THE CARBON COMMUNITY BLOG

Reflections on a Wild Flower Walk

Many languages:  ten or 12 people?, I did not count, but can see them all in my mind’s eye vividly as we walked through different meadows at Glandwr. I see too the views across the hills, the macro picture, and when looking down the micro - the tiniest plants in this species-rich environment: –heath bedstraw, tormentil, lousewort, the splendid orchids – and the feathery, different coloured grasses: - Yorkshire Fog and Crested dog’s-tail (Cynosuruscristatus) [1} being two of my favourites that I excitedly spotted at home the next morning.  

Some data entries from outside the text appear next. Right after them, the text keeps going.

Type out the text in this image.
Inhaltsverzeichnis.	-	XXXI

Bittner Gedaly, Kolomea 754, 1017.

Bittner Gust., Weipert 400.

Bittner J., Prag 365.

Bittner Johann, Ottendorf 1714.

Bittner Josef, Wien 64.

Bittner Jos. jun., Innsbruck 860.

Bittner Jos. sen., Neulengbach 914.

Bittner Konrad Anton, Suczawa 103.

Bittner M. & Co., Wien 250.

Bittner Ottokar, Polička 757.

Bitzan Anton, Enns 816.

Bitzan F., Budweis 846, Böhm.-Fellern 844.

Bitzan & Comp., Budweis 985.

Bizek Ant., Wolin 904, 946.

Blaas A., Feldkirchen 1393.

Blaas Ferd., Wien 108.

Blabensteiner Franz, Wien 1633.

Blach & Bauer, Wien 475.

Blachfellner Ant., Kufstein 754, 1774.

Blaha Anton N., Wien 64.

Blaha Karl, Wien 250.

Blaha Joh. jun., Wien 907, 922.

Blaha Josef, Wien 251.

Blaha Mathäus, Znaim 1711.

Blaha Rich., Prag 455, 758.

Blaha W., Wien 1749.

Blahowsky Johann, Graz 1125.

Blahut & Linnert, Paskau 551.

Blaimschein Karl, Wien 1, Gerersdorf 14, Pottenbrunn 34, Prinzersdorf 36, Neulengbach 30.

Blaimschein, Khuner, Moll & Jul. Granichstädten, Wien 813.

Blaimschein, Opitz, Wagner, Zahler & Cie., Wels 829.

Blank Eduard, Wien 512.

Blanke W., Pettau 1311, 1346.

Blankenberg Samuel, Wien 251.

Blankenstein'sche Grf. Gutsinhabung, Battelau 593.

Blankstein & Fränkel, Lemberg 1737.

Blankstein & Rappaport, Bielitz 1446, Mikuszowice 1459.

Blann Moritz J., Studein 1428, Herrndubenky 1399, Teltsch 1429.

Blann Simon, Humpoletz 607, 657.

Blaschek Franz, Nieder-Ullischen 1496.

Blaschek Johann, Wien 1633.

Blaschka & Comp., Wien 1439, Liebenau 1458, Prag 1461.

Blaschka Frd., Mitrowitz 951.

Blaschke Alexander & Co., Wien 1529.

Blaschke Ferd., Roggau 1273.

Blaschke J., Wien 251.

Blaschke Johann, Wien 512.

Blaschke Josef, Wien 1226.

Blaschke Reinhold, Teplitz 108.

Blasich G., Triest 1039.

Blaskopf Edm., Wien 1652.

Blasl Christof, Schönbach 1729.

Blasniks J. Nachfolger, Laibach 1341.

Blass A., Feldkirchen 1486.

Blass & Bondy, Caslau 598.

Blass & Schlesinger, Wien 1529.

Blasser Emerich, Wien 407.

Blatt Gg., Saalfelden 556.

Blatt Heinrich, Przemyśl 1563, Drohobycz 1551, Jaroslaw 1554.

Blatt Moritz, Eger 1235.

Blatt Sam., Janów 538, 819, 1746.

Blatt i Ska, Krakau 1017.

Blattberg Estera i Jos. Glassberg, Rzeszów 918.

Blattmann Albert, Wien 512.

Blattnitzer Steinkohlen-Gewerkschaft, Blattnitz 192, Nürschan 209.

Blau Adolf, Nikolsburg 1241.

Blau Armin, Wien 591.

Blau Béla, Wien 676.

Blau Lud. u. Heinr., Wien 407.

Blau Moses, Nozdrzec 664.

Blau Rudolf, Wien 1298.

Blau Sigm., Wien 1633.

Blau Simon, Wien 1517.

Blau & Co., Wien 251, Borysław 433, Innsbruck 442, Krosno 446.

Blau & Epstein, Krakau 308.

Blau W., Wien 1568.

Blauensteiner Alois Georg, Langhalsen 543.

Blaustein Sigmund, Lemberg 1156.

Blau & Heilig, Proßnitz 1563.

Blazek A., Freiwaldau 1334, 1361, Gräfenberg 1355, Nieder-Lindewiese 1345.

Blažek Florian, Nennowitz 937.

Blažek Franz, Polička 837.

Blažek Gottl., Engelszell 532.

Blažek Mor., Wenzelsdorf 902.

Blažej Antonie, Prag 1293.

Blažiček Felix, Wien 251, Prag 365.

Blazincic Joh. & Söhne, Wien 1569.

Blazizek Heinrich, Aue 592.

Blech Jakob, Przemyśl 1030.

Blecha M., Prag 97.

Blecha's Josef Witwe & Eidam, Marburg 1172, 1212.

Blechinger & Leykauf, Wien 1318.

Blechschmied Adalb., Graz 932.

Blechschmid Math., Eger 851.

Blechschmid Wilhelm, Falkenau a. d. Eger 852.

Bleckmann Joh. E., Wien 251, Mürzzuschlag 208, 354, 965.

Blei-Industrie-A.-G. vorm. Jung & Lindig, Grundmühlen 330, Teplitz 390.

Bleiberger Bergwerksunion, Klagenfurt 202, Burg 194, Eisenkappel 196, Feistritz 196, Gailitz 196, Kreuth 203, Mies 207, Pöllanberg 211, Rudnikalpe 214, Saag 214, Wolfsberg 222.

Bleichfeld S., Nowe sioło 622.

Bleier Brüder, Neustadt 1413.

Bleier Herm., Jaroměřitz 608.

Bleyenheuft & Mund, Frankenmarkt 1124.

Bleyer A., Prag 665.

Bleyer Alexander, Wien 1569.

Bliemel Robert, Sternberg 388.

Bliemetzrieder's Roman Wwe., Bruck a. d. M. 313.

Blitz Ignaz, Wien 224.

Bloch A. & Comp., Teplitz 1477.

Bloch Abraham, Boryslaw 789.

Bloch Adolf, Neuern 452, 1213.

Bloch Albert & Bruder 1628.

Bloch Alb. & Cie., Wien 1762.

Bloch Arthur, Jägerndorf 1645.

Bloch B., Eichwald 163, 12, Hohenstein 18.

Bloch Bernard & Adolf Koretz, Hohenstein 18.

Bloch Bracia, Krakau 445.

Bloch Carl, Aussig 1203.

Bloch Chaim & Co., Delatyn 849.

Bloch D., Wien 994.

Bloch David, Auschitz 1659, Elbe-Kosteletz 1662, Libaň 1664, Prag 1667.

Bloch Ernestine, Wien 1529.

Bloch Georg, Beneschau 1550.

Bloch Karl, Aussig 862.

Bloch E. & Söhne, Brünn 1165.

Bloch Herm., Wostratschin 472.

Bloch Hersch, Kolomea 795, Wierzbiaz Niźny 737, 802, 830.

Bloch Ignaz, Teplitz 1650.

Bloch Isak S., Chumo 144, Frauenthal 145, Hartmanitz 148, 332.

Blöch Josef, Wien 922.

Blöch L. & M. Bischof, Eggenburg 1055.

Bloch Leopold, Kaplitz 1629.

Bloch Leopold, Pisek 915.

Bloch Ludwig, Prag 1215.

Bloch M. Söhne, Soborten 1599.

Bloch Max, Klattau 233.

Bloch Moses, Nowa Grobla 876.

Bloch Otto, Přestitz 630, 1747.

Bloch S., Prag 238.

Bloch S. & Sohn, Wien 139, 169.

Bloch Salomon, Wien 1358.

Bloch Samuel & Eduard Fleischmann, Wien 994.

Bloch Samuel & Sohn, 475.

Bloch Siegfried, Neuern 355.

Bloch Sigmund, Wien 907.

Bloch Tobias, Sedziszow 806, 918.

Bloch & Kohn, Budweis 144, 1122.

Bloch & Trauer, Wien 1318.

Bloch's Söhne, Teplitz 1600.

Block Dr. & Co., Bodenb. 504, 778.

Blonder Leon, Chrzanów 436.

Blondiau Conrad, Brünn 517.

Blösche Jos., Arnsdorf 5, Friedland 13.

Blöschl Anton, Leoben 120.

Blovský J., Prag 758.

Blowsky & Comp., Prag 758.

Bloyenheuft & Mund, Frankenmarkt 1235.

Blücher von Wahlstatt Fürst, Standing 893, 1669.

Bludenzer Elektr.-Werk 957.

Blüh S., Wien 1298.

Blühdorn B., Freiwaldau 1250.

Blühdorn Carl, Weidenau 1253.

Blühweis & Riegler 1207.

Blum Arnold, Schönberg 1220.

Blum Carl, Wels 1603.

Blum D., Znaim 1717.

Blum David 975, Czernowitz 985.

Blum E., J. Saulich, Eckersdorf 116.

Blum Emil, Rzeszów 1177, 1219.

We all had our own languages and specialisms that intersected as we bent down to look at tiny flowers and decide their names(Latin and English), picked grasses, and thought more broadly of the mini eco-systems of each different field and what could preserve them.  I heard the languages of botany and forestry and land management, and about butterflies and sheep and orchards, and slightly further afield of lost communities in the Welsh hills.  Our conversations were spoken, as we navigated tussocky, boggy routes up and down hill, by people from different countries and generations and academic backgrounds.  How was it that a farmer and a physicist, a specialist in bees and another in butterflies, people working in land management and pioneering conservation charities, and a historian now psychotherapist, could connect so well?

The language that connected us was passion.  Passionate about learning and growing, about the environment, about the preservation of different species, about the future of our Tir here in Wales, and our planet.

SJW 15/06/24

[1]The historian in me was interested to learn that crested dogstail used to be grown as a crop and was used for making bonnets.